Phase field modelling of cracking and capacity fade in core-shell cathode particles for lithium-ion batteries

TL;DR

This work tackles mechanical degradation in core-shell Li-ion cathode particles by introducing a fully coupled chemo-mechano-damage framework based on a phase-field fracture formulation. The model links diffusion-induced stresses, interfacial debonding, and material damage within a unified AT2 phase-field approach, incorporating a diffuse core-shell interface and diffusion degradation due to cracking. Numerical case studies on NMC811@NMC532 reveal how initial defect location, core size, shell thickness, and charging rate govern cracking patterns and resulting capacity fade, with weaker core-shell bonding accelerating debonding and reducing final lithiation. The framework enables predictive guidance for microstructural design and manufacturing strategies to mitigate mechanical degradation and extend battery lifetime.

Abstract

Core-shell electrode particles are a promising morphology control strategy for high-performance lithium-ion batteries. However, experimental observations reveal that these structures remain prone to mechanical failure, with shell fractures and core-shell debonding occurring after a single charge. In this work, we present a novel, comprehensive computational framework to predict and gain insight into the failure of core-shell morphologies and the associated degradation in battery performance. The fully coupled chemo-mechano-damage model presented captures the interplay between mechanical damage and electrochemical behaviours, enabling the quantification of particle cracking and capacity fade. Both bulk material fracture and interface debonding are captured by utilising the phase field method. We quantify the severity of particle cracking and capacity loss through case studies on a representative core-shell system (NMC811@NMC532). The results bring valuable insights into cracking patterns, underlying mechanisms, and their impact on capacity loss. Surface cracks are found to initiate when a significantly higher lithium concentration accumulates in the core compared to the shell. Interfacial debonding is shown to arise from localised hoop stresses near the core-shell interface, due to greater shell expansion. This debonding develops rapidly, impedes lithium-ion transport, and can lead to more than 10\% capacity loss after a single discharge. Furthermore, larger particles may experience crack branching driven by extensive tensile zones, potentially fragmenting the entire particle.
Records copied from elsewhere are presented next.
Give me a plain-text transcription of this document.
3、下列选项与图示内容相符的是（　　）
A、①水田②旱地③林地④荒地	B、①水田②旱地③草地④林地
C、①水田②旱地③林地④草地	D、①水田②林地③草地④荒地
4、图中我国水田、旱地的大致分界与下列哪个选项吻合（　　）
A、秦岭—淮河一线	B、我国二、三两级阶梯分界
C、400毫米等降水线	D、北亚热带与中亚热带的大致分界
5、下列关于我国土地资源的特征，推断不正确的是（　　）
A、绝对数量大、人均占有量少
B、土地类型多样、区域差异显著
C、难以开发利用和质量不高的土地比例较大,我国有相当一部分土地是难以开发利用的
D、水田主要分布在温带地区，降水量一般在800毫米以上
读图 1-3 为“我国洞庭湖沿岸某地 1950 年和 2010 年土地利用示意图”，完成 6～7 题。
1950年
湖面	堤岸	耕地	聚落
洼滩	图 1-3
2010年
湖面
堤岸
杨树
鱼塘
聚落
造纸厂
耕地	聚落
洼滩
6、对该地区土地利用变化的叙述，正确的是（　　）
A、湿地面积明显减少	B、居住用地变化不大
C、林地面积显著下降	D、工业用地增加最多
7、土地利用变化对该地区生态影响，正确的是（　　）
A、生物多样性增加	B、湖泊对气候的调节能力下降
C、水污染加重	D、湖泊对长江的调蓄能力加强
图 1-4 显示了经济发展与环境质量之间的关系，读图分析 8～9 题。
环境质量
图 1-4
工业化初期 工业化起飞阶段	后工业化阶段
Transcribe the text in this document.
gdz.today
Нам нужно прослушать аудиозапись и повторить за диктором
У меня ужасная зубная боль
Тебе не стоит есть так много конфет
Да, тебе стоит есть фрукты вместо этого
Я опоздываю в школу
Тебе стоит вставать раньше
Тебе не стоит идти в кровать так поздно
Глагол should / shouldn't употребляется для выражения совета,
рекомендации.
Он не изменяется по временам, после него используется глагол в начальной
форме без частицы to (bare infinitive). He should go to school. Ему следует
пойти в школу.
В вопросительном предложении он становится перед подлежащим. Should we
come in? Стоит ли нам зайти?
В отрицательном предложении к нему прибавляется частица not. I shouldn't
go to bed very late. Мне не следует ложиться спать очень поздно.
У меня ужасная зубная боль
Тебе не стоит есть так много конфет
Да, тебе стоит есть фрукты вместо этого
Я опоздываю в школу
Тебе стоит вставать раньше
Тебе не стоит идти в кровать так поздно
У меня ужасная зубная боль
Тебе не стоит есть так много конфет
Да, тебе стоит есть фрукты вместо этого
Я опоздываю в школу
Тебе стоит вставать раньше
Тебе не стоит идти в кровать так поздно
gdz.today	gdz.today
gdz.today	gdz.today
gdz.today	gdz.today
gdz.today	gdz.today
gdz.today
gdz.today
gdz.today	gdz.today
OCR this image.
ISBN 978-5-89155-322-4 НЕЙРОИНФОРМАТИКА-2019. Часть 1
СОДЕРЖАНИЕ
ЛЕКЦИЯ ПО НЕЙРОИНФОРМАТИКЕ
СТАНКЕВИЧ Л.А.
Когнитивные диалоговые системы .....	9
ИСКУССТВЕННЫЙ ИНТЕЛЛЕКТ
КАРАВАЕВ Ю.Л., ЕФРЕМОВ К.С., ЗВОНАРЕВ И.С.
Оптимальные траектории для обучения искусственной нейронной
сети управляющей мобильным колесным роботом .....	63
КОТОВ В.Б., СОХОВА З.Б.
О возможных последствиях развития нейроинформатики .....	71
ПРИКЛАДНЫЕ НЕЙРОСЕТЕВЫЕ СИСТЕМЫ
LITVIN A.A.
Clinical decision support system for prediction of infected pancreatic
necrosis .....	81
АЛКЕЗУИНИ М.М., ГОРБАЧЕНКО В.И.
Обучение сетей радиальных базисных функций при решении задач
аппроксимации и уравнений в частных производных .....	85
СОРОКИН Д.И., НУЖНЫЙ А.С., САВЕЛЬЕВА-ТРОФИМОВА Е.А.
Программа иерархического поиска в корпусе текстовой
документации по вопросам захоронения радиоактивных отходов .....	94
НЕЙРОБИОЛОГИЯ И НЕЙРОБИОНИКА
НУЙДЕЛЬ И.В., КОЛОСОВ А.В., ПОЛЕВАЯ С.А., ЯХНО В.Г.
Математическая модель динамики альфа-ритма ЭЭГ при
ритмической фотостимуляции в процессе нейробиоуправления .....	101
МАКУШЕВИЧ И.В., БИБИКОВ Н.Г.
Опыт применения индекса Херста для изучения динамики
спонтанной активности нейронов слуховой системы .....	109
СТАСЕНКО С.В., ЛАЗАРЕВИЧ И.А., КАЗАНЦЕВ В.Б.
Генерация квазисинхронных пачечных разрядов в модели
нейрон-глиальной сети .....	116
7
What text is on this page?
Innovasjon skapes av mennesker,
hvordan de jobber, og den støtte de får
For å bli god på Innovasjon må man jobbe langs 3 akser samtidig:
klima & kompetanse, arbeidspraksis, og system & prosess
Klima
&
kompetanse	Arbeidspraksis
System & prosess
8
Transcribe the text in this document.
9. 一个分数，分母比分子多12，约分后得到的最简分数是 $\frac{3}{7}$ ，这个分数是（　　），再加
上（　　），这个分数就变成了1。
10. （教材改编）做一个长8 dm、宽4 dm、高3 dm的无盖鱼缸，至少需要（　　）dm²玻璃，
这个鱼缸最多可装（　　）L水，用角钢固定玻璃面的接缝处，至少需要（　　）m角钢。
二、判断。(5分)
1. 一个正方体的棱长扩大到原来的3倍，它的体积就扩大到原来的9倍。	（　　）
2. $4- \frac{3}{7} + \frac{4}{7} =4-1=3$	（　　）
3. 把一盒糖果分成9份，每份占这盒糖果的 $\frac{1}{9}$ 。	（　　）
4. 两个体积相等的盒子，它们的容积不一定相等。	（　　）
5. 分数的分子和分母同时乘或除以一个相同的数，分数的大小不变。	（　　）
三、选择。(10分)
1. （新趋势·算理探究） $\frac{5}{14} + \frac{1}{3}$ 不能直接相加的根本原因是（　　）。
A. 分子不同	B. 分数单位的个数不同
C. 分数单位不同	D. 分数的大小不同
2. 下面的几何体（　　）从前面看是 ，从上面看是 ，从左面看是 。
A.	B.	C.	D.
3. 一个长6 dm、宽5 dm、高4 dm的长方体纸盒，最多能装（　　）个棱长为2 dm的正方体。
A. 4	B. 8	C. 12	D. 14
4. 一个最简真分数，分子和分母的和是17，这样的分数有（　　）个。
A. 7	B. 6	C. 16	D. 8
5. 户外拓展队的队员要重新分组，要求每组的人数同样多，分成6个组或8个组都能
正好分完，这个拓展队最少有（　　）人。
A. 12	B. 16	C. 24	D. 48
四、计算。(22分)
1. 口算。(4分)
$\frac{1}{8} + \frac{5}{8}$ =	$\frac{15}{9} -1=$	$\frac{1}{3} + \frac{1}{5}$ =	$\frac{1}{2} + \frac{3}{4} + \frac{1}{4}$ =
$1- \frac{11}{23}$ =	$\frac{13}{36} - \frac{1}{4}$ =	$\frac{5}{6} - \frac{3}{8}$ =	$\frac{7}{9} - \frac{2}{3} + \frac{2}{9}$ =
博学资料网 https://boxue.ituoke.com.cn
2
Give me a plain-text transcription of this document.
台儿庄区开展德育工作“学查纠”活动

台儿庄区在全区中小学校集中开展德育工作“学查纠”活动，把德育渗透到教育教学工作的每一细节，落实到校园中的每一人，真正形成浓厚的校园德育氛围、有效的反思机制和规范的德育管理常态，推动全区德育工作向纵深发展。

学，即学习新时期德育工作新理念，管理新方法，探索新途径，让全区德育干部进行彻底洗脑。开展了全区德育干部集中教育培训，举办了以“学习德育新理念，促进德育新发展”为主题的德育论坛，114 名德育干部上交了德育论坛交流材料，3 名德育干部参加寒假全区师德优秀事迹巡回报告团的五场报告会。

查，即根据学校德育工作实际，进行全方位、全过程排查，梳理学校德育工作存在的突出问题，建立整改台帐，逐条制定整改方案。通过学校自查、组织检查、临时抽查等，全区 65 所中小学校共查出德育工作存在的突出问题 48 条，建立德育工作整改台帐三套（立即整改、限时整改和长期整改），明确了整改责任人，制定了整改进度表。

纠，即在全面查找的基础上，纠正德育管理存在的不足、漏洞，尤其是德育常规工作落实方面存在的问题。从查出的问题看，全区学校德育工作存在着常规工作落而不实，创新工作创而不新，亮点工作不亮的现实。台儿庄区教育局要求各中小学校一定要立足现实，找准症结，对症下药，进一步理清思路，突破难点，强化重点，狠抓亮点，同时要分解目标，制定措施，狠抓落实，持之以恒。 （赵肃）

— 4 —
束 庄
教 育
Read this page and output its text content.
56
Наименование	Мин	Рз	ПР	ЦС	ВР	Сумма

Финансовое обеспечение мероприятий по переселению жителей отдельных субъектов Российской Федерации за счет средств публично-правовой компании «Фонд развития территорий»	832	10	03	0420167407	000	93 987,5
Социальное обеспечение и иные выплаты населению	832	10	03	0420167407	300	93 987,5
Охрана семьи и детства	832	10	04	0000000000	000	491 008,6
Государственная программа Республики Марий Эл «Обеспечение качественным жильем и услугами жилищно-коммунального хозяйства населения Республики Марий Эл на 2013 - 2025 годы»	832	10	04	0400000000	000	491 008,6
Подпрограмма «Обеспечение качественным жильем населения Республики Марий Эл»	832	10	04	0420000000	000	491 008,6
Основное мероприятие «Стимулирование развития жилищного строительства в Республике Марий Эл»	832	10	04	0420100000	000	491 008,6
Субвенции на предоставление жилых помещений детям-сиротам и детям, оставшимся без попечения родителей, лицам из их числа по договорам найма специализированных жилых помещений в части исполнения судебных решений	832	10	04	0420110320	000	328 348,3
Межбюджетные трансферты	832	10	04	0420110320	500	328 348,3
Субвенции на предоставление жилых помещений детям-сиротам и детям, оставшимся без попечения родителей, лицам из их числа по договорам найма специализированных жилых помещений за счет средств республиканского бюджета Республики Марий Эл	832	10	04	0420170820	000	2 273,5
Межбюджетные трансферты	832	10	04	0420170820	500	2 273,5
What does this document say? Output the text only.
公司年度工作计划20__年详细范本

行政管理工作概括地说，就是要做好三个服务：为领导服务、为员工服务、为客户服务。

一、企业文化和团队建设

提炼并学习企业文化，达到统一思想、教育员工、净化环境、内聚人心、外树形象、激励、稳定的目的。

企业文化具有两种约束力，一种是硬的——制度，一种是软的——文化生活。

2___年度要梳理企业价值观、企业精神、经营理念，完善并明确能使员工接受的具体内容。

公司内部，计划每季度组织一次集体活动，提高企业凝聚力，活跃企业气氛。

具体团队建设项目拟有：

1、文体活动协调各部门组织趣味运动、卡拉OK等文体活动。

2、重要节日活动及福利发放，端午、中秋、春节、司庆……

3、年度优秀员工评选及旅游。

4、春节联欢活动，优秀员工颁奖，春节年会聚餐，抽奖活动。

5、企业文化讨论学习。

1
The framework developed can not only bring new insight into the degradation mechanisms of core-shell particles but also be used to design electrode materials with improved performance and extended lifetime.

Figures (15)

• Figure 1: Schematic representation of the multiphysics framework, showing the coupling among lithium-ion diffusion, strain/stress, and cracking.
• Figure 2: Schematic representation of an electrode particle of volume $V_s$ containing (a) a discrete sharp crack, described by $\Gamma$ and (b) a phase field crack, characterised by the phase field order parameter $\phi$ and the regularised crack surface $\Gamma_\ell$.
• Figure 3: A diffuse representation of the core-shell interface: (a) Radial distribution of $G_c$ under 3 assumptions for $G_{c,I}$; (b) Visual representation of the variation of $G_c$ with the assumption $G_{c,I}=0.1G_{c,ave}$.
• Figure 4: Key definitions and boundary value problem. (a)-(c) Schematics of three types of initial cracks in spherical core-shell particles; and (d) contour plot showing that a diffuse initial crack is used instead of a geometric one. In all figures, fully cracked regions ($\phi > 0.95$) are removed for the sake of better crack visualisation.
• Figure 5: Evolution of the state of lithiation (SOL) for a cracked particle. When assuming that the mechanical damage impedes diffusion ($D=D_0g(\phi)$), the state of lithiation evolution shows a capacity fade compared to full lithiation without coupling between damage and diffusion ($D_0$).